For breakfast start with the Four Flowers Juice, a combination of orange pomegranate juices blended with fresh pineapple and banana. Talk about refreshing! Try the Goldie Lox, smoked salmon with scrambled eggs. Be sure to select the pumpkin muffin with some of Sarabeth’s marmalade. The chicken apple, sausage made locally by Louie Sabella, can’t be beat.

There are so many wonderful items on the lunch menu. A few of my favorites include Sara’s Velvety Cream of Tomato Soup (a top placer in the Master Chef Classic), the Open Faced Tuna Salad Sandwich, or the One Great Simple Burger.

For dinner try the calamari with an amazing dipping sauce of chile, lime and coconut. The Spaniard’s favorite is the gazpacho. It’s made from yellow tomatoes; and being that the Spaniard is a gazpacho fanatic and very particular about what constitutes a good gazpacho, I nearly fainted when he said he liked it.

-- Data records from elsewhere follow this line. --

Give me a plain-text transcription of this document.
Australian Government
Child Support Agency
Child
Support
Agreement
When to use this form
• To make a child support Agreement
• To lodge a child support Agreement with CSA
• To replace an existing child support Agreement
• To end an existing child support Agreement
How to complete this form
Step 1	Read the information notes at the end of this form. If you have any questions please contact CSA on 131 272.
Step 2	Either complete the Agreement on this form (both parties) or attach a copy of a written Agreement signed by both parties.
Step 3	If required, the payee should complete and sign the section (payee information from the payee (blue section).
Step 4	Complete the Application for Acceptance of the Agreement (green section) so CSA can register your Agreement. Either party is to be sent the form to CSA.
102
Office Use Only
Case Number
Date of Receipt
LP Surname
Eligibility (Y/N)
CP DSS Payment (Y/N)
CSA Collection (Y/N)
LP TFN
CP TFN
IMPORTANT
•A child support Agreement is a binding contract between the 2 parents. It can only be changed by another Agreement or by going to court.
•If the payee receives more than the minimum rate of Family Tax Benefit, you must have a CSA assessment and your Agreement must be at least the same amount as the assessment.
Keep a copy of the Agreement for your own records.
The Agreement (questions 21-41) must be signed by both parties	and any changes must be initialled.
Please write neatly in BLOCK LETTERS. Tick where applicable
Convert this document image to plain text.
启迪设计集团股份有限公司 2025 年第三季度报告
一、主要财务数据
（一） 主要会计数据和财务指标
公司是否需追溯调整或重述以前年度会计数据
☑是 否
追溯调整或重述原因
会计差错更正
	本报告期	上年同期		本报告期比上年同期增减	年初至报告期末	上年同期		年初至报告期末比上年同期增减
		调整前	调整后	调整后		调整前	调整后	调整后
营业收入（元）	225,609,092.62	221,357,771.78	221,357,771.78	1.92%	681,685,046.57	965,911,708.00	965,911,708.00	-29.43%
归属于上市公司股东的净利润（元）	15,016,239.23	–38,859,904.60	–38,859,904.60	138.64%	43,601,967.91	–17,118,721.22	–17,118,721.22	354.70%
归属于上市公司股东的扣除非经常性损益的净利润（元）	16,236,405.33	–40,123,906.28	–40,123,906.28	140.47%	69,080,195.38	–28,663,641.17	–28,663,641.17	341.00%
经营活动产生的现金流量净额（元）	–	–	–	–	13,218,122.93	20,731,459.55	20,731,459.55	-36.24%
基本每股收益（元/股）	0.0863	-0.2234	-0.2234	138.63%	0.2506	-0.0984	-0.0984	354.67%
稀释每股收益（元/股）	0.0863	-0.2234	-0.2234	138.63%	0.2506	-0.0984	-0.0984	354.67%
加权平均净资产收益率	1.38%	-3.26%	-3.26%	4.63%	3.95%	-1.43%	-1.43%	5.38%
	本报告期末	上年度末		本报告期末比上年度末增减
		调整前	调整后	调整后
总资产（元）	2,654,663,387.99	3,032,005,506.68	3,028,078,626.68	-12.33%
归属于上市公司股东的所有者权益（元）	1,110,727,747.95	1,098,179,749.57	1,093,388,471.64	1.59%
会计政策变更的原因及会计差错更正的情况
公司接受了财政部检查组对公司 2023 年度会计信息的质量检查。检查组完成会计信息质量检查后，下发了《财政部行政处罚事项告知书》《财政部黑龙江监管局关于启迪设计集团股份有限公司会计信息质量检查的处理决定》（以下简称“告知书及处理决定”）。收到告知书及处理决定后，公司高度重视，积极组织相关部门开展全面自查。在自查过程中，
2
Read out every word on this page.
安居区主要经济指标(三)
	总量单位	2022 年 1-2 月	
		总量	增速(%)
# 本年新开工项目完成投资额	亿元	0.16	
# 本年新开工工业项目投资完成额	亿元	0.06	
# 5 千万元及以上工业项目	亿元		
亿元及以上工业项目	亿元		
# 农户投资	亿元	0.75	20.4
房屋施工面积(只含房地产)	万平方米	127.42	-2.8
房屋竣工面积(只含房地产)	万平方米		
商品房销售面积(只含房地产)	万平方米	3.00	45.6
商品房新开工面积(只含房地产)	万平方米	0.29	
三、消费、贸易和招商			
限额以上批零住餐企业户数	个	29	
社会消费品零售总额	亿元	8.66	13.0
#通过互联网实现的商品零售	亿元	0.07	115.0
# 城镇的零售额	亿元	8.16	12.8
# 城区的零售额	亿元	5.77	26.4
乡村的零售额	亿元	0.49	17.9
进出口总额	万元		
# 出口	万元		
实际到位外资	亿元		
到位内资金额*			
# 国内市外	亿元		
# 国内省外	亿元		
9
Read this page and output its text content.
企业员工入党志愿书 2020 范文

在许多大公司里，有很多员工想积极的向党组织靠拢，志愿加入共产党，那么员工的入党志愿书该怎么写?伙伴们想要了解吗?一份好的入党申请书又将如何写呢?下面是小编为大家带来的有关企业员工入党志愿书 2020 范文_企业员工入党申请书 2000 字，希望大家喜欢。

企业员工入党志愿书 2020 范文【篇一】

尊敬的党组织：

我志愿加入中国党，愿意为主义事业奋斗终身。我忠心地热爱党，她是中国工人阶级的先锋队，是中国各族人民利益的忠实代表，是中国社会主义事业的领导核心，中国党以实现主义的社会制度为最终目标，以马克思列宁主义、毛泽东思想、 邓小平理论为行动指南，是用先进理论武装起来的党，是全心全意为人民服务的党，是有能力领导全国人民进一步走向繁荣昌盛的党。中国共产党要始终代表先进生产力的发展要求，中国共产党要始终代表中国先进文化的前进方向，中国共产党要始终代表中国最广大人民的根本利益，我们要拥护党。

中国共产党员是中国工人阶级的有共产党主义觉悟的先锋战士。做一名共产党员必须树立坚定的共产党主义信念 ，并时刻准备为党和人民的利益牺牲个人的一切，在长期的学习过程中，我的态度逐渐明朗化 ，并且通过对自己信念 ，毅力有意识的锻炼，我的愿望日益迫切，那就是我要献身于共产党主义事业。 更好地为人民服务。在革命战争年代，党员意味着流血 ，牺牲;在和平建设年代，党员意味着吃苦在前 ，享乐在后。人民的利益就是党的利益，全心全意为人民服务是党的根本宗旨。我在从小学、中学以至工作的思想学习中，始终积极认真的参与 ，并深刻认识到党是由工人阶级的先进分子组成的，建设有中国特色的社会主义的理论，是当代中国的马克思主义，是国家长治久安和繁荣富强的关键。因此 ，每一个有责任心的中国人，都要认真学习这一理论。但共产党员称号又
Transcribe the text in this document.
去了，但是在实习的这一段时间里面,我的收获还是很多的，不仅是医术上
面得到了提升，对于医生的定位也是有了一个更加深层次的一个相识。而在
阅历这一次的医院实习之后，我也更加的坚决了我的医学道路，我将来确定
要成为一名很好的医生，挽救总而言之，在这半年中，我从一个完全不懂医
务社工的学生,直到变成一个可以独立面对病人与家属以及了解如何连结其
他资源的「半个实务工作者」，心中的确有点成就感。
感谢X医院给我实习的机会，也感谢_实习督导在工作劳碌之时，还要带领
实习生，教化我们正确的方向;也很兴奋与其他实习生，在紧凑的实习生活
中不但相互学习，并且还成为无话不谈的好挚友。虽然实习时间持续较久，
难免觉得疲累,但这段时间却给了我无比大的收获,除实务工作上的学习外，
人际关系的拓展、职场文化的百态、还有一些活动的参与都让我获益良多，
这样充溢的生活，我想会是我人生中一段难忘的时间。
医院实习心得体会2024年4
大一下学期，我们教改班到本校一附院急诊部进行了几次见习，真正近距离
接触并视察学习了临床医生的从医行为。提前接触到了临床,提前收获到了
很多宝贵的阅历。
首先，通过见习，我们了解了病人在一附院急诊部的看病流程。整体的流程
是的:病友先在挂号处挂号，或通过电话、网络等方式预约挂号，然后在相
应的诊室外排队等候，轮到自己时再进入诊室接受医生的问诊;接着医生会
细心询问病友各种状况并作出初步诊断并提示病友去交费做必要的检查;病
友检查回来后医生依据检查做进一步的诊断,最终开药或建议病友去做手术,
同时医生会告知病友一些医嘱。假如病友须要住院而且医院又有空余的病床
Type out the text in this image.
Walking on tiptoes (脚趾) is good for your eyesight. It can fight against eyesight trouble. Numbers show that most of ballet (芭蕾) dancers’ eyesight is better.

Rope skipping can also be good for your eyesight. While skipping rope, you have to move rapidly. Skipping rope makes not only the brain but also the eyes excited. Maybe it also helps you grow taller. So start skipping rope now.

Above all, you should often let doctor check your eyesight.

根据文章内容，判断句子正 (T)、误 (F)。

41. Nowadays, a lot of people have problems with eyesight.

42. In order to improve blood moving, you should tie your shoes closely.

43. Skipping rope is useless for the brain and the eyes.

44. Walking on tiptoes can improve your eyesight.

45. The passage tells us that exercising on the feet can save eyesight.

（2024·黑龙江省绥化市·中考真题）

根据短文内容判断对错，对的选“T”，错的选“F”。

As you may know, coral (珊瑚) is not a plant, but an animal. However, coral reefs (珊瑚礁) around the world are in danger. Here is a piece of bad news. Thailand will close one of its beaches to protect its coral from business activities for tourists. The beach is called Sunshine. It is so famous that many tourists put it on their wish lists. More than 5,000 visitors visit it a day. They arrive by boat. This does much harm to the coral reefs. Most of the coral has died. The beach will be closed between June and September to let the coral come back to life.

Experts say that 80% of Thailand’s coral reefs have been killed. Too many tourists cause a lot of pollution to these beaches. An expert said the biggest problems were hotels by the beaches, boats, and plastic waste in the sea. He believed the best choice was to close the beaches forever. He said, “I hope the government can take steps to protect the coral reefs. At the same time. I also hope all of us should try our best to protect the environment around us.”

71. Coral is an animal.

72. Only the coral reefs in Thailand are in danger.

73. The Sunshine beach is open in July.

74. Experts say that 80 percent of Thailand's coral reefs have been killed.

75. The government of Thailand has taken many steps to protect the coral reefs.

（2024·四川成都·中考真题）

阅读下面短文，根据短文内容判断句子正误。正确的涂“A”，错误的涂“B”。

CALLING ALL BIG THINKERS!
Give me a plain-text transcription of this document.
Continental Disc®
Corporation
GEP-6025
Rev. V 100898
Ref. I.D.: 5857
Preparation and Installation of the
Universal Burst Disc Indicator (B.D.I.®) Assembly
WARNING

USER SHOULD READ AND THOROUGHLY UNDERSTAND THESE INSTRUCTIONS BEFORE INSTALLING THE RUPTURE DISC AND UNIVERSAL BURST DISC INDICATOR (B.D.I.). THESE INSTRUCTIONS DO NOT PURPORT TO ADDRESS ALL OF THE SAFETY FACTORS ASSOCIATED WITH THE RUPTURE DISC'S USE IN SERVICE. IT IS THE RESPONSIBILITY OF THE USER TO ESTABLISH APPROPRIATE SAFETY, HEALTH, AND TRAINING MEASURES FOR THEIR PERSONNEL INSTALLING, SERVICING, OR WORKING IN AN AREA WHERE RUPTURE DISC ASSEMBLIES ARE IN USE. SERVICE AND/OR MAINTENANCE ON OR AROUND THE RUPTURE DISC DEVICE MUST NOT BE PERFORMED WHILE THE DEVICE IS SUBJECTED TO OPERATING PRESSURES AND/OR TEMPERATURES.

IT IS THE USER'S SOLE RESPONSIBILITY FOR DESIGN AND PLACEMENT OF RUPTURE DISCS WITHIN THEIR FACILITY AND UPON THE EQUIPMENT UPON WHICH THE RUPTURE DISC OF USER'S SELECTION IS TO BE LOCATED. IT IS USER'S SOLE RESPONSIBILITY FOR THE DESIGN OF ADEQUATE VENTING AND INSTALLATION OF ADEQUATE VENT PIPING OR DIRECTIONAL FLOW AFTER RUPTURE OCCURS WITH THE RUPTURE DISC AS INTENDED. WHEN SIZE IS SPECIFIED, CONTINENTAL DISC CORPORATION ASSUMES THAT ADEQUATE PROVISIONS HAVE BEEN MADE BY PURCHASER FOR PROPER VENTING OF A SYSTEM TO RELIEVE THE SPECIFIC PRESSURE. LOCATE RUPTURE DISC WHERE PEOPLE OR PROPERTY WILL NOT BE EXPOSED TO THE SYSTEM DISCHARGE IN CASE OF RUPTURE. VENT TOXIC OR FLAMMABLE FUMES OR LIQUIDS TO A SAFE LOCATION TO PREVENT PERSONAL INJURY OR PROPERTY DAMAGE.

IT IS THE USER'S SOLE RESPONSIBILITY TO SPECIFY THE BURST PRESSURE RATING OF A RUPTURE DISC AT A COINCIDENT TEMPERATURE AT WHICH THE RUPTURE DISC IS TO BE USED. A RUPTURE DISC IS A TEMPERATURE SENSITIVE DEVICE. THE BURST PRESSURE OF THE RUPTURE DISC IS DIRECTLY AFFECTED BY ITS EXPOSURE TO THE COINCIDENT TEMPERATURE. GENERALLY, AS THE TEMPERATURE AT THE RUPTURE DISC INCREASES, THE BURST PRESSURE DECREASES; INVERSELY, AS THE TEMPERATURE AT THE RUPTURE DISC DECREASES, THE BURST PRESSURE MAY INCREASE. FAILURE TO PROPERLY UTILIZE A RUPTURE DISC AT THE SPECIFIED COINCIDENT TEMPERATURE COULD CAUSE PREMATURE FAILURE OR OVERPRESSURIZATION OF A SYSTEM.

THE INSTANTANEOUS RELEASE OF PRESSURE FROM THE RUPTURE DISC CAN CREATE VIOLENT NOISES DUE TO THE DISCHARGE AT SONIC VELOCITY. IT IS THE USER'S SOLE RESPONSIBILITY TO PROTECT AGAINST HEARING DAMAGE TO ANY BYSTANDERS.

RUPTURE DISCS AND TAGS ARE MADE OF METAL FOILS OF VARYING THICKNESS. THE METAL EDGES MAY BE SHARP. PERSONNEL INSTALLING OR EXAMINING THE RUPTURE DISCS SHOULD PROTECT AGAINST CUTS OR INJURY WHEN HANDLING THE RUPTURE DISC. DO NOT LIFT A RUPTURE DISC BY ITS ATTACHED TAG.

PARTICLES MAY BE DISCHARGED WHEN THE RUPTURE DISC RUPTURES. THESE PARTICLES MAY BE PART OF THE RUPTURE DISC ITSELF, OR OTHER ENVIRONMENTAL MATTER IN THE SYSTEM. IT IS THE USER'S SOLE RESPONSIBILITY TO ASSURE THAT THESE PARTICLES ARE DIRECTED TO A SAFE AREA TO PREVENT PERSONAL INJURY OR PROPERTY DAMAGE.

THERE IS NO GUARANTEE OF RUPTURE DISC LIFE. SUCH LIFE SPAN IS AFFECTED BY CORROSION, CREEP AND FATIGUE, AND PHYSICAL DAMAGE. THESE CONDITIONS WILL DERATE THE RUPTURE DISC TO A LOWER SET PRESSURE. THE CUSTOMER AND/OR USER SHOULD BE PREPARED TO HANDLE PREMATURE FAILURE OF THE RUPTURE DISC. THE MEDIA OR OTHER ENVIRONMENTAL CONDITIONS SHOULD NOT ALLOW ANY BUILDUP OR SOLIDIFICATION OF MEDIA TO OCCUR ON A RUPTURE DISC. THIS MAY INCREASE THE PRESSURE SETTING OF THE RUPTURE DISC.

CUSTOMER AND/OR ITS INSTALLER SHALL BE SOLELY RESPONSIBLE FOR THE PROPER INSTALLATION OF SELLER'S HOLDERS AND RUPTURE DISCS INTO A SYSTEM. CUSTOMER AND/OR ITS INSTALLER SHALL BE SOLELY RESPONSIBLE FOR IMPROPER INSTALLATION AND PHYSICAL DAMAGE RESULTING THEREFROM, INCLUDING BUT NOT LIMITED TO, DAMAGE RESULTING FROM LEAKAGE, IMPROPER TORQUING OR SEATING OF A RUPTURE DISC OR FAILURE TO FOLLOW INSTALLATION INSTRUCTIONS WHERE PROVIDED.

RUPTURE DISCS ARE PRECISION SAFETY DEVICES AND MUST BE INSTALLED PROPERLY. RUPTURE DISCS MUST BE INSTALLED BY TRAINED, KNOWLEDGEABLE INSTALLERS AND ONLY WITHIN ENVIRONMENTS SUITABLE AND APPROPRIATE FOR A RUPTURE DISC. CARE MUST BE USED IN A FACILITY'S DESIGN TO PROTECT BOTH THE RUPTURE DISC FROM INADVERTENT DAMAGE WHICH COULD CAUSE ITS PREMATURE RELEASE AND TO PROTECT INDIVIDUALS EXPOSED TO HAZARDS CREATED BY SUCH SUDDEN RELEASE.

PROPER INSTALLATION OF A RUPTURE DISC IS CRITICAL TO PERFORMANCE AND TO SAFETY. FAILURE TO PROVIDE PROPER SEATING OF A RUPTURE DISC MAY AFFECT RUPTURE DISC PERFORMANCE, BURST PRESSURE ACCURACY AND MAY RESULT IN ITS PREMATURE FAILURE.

And yes, Sarabeth is a real person (complete with grandchildren) who is very hands-on. When David told her that many people were asking for Key Lime Pie, Sarabeth worked her magic and came up with a new twist on a classic: the Key Lime Cream Pie. It’s fabulous.

Sarabeth’s is located on the corner of Simonton and Southard Streets (530 Simonton Street) in a building that used to be a synagogue. Breakfast, lunch and brunch are served Wednesday through Monday from 8:00 am to 3:00 p.m. Dinner is served Wednesday through Saturday beginning at 6:00 p.m. Sarabeth’s is closed on Tuesday. Prices: from $5.50 to $8.50 (not including sides); lunches from $5.75 to $14.00 and dinner entrees from $15.00 to $19.00.